As profiling displayed to me that the number of active objects is constantly rising, I placed a call to GC directly beneath the de-allocator. This seemed to help, and dropped the number of active objects, and their used memory, to about same level.
Problem now, is that I have heavy performance penalty because of GC calls.
So my question is: 1) Why the memory keeps leaking without explicit calls to GC? 2) What's the best way to solve it without getting heavy performance hit?
Thanks again.
2008/8/6, Timothy Wall <twal...@dev.java.net>:
You can use the NetBeans profiler to track the allocation locations of the offending allocation types.

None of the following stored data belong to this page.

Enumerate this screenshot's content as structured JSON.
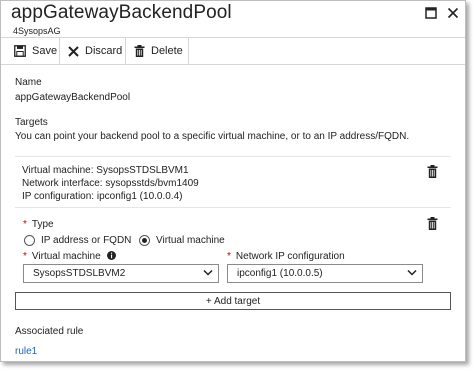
{
  "window": {
    "title": "appGatewayBackendPool",
    "subtitle": "4SysopsAG"
  },
  "toolbar": {
    "save_label": "Save",
    "discard_label": "Discard",
    "delete_label": "Delete"
  },
  "name_section": {
    "label": "Name",
    "value": "appGatewayBackendPool"
  },
  "targets_section": {
    "label": "Targets",
    "description": "You can point your backend pool to a specific virtual machine, or to an IP address/FQDN."
  },
  "existing_target": {
    "virtual_machine": "Virtual machine: SysopsSTDSLBVM1",
    "network_interface": "Network interface: sysopsstds/bvm1409",
    "ip_configuration": "IP configuration: ipconfig1 (10.0.0.4)"
  },
  "new_target": {
    "type_label": "Type",
    "options": [
      "IP address or FQDN",
      "Virtual machine"
    ],
    "selected_option": "Virtual machine",
    "vm_label": "Virtual machine",
    "vm_value": "SysopsSTDSLBVM2",
    "nic_ip_label": "Network IP configuration",
    "nic_ip_value": "ipconfig1 (10.0.0.5)",
    "required_marker": "*"
  },
  "add_target_label": "+ Add target",
  "associated_rule": {
    "label": "Associated rule",
    "link": "rule1"
  },
  "colors": {
    "link": "#1565c0",
    "required": "#c00000",
    "border": "#d6d6d6"
  },
  "icons": {
    "maximize": "maximize-icon",
    "close": "close-icon",
    "save": "save-icon",
    "discard": "discard-x-icon",
    "delete": "trash-icon",
    "info": "info-icon",
    "dropdown": "chevron-down-icon"
  }
}
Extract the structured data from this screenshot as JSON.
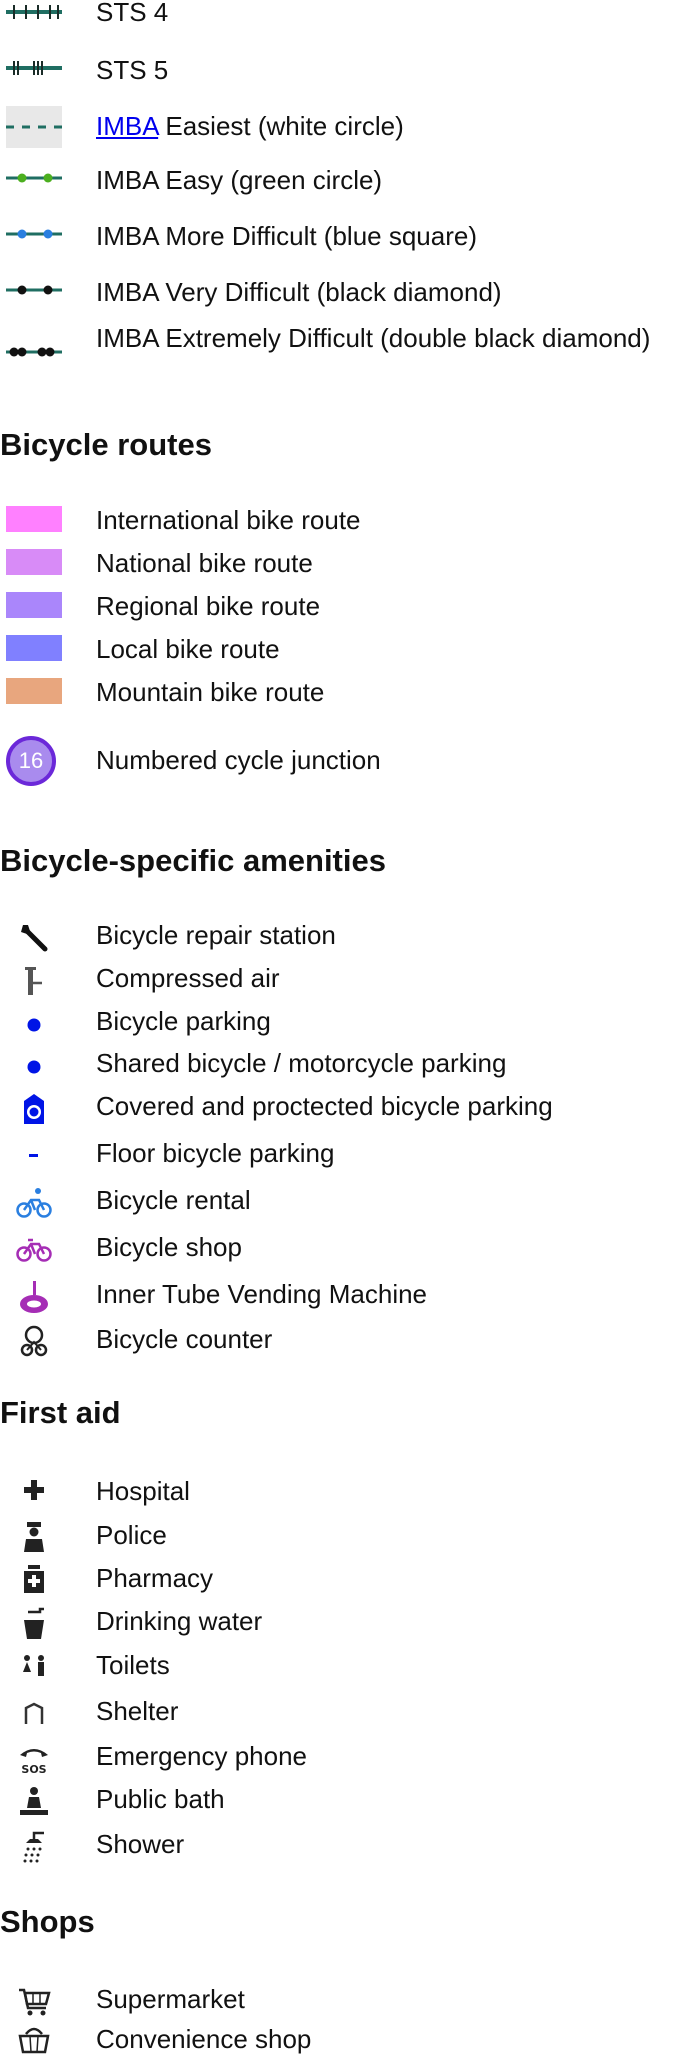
{
  "trail_scales": [
    {
      "label": "STS 4"
    },
    {
      "label": "STS 5"
    },
    {
      "link": "IMBA",
      "label": " Easiest (white circle)"
    },
    {
      "label": "IMBA Easy (green circle)"
    },
    {
      "label": "IMBA More Difficult (blue square)"
    },
    {
      "label": "IMBA Very Difficult (black diamond)"
    },
    {
      "label": "IMBA Extremely Difficult (double black diamond)"
    }
  ],
  "bicycle_routes": {
    "heading": "Bicycle routes",
    "items": [
      {
        "label": "International bike route",
        "color": "#ff80ff"
      },
      {
        "label": "National bike route",
        "color": "#d88bf7"
      },
      {
        "label": "Regional bike route",
        "color": "#aa86fb"
      },
      {
        "label": "Local bike route",
        "color": "#8080ff"
      },
      {
        "label": "Mountain bike route",
        "color": "#e8a67e"
      }
    ],
    "junction": {
      "number": "16",
      "label": "Numbered cycle junction"
    }
  },
  "amenities": {
    "heading": "Bicycle-specific amenities",
    "items": [
      {
        "label": "Bicycle repair station",
        "icon": "wrench-icon"
      },
      {
        "label": "Compressed air",
        "icon": "air-pump-icon"
      },
      {
        "label": "Bicycle parking",
        "icon": "parking-dot-icon"
      },
      {
        "label": "Shared bicycle / motorcycle parking",
        "icon": "parking-dot-icon"
      },
      {
        "label": "Covered and proctected bicycle parking",
        "icon": "covered-parking-icon"
      },
      {
        "label": "Floor bicycle parking",
        "icon": "floor-parking-icon"
      },
      {
        "label": "Bicycle rental",
        "icon": "bicycle-rental-icon"
      },
      {
        "label": "Bicycle shop",
        "icon": "bicycle-shop-icon"
      },
      {
        "label": "Inner Tube Vending Machine",
        "icon": "inner-tube-icon"
      },
      {
        "label": "Bicycle counter",
        "icon": "bicycle-counter-icon"
      }
    ]
  },
  "first_aid": {
    "heading": "First aid",
    "items": [
      {
        "label": "Hospital",
        "icon": "cross-icon"
      },
      {
        "label": "Police",
        "icon": "police-icon"
      },
      {
        "label": "Pharmacy",
        "icon": "pharmacy-icon"
      },
      {
        "label": "Drinking water",
        "icon": "drinking-water-icon"
      },
      {
        "label": "Toilets",
        "icon": "toilets-icon"
      },
      {
        "label": "Shelter",
        "icon": "shelter-icon"
      },
      {
        "label": "Emergency phone",
        "icon": "sos-phone-icon"
      },
      {
        "label": "Public bath",
        "icon": "public-bath-icon"
      },
      {
        "label": "Shower",
        "icon": "shower-icon"
      }
    ]
  },
  "shops": {
    "heading": "Shops",
    "items": [
      {
        "label": "Supermarket",
        "icon": "cart-icon"
      },
      {
        "label": "Convenience shop",
        "icon": "basket-icon"
      }
    ]
  }
}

On Aug 6, 2008, at 4:16 AM, Stas Oskin wrote:
Hi.
Thanks for your reply.
To isolate whether the memory being leaked is C memory or Java memory, I'd start by asking the Java runtime how much memory it's managing. See java.lang.Runtime.totalMemory(), or some of the debug options for garbage collection at
http://java.sun.com/javase/6/webnotes/trouble/TSG-VM/html/gdaog.html
If it's Java memory being leaked, I use Netbeans or its little cousin visualvm to walk the heap, but there are other tools out there.
I tested with VisualVM, and found out that "java.lang.reflect.Field" object is probably the source of the leak. It size rises about 40MB per second.
"byte[]" object raises as well, but much more steadily (about several bytes), and I think it's related to the above.
Any idea how can I continue from here? Especially, is there any way to find the location of the leak, like with Valgrind for C++?